Confused by capitals? This story about a grammar-loving panda just might help


Once upon a time, there was a grammar-loving bear called Panda. She was black and white (obviously), she loved to munch on bamboo snacks, and she described herself as having mild (but sometimes useful) OCD. Panda worked at St Bear’s College in Cambridge for nearly a decade, where her job title was Publications Panda. She loved being the officer in charge of publications at such a beautiful college. Panda worked before that at a well-known bookshop (the Bookshop for Bears), also in Cambridge. Other bookshops are available, of course. And she had a side hustle selling bamboo snacks to ravenous bears, because retail didn’t pay that well, and she had bills to pay.


Panda then found herself running a freelance proof-editing business called Perfect Pandas, which meant she got to work with lots of different clients – and not all pandas, or even bears, come to think of it. In her spare time, Panda ran a voluntary organisation called The Sanctuary Pandas, which raised money for panda rescues around the world and created awareness of panda sentience, which is very important, if you’re a panda.


On a typical day Panda could work on the text of a charity website or a government white paper (His Majesty’s Government, or another government, for that matter). She loved working with researchers on their papers and articles. Especially when they let her know they had been published in top-ranking journals (The Journal for Philanthropic Pandas was one of her favourites). And it made her really happy when she could go through a college publication (The Annual Panda, for example) with her track changes – she was lucky enough to work freelance for St Bear’s College (and some other colleges). But best of all was when she got to panda-proof a book draft – but only if it had already been through the various stages of editing. Panda specialised in academic and business editing, not fiction, and book editing was a whole different basket of bamboo snacks.
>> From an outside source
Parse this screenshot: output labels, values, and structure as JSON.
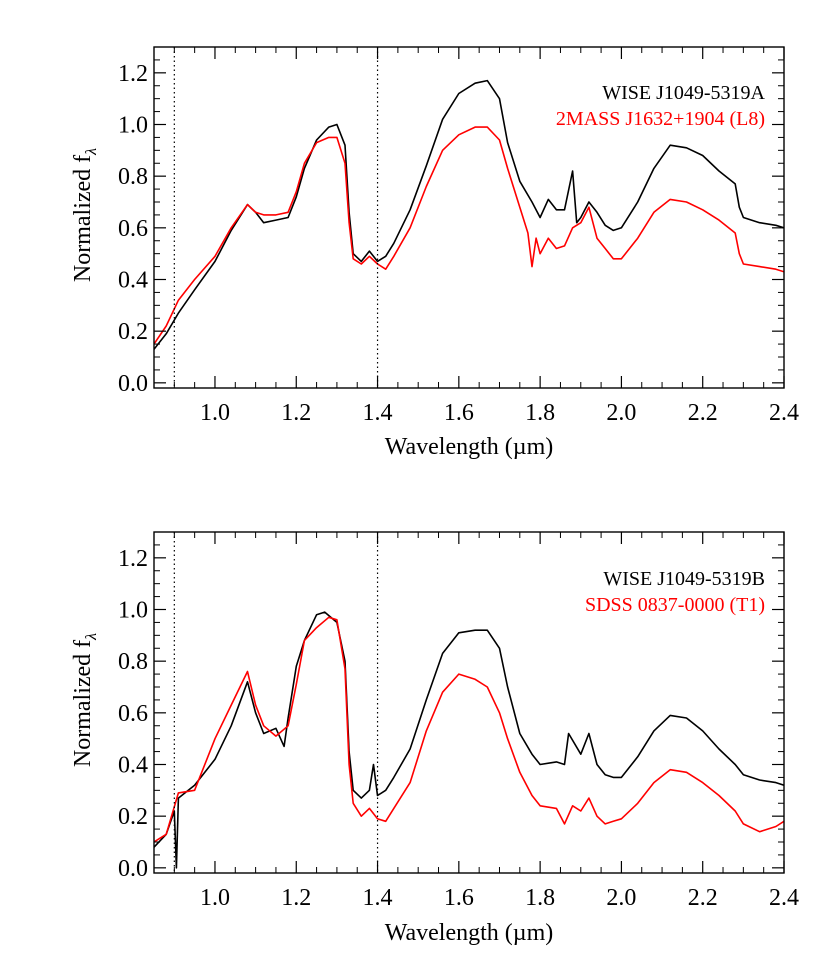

Panda marvelled on a (more or less) daily basis at how the English language was evolving. When she first went freelance, she used to write ‘Internet’ with a capital letter; but more and more, she noticed, people were writing ‘internet’. And she was okay with that. Anything that made a text look cleaner. She was also okay with removing excessive capital letters from documents. All her clients knew that she did this because too many capitals make readers’ eyes tired. And if you can describe something rather than writing the official title, then that’s a back-of-the-net situation for any bear. Why keep referring to the World Panda Protection Society Committee when you can write about ‘the committee that discussed helping pandas’ or just ‘the committee’?


Finally, Panda secretly dreamed about one day being Panda I, Queen of England, so that she could make laws saving all the pandas and banning wars, and, of course, restricting the overuse of capital letters. But until the day came when she got to be queen, she would have to make do with editing things and running The Sanctuary Pandas in her spare time. It really wasn’t a bad life for a panda, after all.